The current leadership decided, for the first time in the history of the Egyptian branch, to define the outline of a party. It's the minimalist tendency, associated with the 'old guard,' that won. "The Brotherhood will stay as it is," explains Mohammed Hilal. " We will have alongside it a political party with Islam as a political reference. Its members will be Muslim Brothers, but it will not bear our name. The minority wanted to transform the brotherhood into a 'Muslim Brothers' Party.'"One of the fascinating things for Brotherhood watchers are the tensions and battles between its various factions. At the elections, the younger, more aggressive faction seemed to have won out. On the party issue, the old guard idea of splitting the Brotherhood between dawa and politics -- endorsed by some such as the "young guard" (well, middle-aged really) Essam Al Erian -- may have now won out. Yet, as the old guard necessarily passes away, I wonder whether the distinctions between movement and party will be essentially a convenient legal fiction -- perhaps more useful, and more politically dangerous, than a transformation into a party.

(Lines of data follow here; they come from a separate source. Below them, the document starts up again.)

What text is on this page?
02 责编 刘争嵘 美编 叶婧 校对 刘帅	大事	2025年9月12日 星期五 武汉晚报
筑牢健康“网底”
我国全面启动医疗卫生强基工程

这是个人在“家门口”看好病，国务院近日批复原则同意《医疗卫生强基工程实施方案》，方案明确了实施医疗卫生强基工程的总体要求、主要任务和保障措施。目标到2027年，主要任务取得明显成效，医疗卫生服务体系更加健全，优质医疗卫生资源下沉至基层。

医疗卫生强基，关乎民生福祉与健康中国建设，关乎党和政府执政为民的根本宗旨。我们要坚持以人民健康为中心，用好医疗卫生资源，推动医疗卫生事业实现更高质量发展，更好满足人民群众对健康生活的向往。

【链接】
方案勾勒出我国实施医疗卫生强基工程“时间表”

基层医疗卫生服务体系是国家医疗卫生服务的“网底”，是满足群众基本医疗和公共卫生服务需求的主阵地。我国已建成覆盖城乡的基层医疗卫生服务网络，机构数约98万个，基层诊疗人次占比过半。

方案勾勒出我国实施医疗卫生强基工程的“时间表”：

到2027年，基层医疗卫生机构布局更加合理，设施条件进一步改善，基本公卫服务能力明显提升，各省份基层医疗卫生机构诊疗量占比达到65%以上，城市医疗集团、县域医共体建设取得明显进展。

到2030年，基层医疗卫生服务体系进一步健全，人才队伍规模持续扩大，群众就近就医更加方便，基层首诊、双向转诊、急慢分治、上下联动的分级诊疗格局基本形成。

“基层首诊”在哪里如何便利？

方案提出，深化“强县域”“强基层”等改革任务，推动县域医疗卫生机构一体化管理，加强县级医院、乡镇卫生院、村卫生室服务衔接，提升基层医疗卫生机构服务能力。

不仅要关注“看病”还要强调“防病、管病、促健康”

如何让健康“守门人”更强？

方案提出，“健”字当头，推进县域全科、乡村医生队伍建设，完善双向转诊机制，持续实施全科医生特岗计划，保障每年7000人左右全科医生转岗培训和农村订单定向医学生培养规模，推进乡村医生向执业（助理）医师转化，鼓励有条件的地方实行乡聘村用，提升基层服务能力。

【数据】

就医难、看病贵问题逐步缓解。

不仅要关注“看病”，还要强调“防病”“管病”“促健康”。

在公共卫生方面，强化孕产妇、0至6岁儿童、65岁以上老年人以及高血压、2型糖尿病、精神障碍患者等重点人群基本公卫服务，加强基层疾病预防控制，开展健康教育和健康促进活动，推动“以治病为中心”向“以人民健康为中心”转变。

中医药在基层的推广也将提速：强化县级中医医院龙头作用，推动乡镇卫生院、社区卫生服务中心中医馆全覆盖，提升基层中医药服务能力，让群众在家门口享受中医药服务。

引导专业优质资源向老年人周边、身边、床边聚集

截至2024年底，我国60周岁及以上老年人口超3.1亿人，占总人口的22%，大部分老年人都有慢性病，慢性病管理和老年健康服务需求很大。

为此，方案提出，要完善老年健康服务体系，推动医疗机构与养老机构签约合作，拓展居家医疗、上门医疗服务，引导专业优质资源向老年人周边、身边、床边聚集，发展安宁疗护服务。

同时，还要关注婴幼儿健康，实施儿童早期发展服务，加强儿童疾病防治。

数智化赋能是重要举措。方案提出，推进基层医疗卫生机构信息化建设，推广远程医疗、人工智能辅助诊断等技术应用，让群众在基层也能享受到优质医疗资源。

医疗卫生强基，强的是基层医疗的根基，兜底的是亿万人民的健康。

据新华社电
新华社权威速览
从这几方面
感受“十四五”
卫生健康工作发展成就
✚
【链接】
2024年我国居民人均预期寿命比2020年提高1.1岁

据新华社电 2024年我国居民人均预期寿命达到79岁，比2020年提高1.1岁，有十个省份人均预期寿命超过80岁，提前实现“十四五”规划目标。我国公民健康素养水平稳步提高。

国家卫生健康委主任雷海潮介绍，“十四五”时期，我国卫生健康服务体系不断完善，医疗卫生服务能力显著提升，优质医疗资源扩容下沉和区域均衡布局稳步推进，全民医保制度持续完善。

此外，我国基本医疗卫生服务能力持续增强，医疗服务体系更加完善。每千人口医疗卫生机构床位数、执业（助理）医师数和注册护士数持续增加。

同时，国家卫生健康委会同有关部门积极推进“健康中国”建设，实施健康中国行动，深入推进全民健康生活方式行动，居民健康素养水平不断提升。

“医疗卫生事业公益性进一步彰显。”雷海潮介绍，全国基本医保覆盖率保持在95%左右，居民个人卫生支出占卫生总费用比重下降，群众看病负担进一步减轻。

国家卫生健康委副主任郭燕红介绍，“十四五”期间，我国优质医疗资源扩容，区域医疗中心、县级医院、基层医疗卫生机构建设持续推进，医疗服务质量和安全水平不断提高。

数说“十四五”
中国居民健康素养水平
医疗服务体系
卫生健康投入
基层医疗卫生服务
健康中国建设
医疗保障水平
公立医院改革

What I'm still waiting for, however, was the announcement by Supreme Guide Mahdi Akef a few weeks ago in an interview with Al Destour that internal bylaws would be changed to impose a duration and term-limit for Supreme Guides -- i.e. that instead of being elected for life, as is the tradition, that they would serve a maximum of two five-year term. Actually carrying that out would deliver a strong message to the regime, which is reluctant to carry out similar reforms for the presidency.
Meanwhile, Gamal Mubarak has emerged from hiding (ever since the elections got nasty) to deliver a four-part interview to the state-owned rag Rose Al Youssef, saying he has no intention of running for president and that he is preoccupied with how Egypt should deal with:
"The question of how we should deal at the political and legal levels with attempts to circumvent the national consensus banning religious parties is on the table," Gamal Mubarak told the state-owned Roz al-Yusef daily.Not as negative as police beating up voters, methinks. It looks that the regime's bright young thing isn't very different from the old guard when it comes to the Brotherhood.
The 42-year-old head of the ruling party's policies secretariat deplored the Muslim Brotherhood's "use of religion and religious slogans to achieve political gains" in the polls.
In the fourth part of his interview with Roz al-Yusef, he described the movement's participation in parliament as "having negative repercussions on the electoral and political process."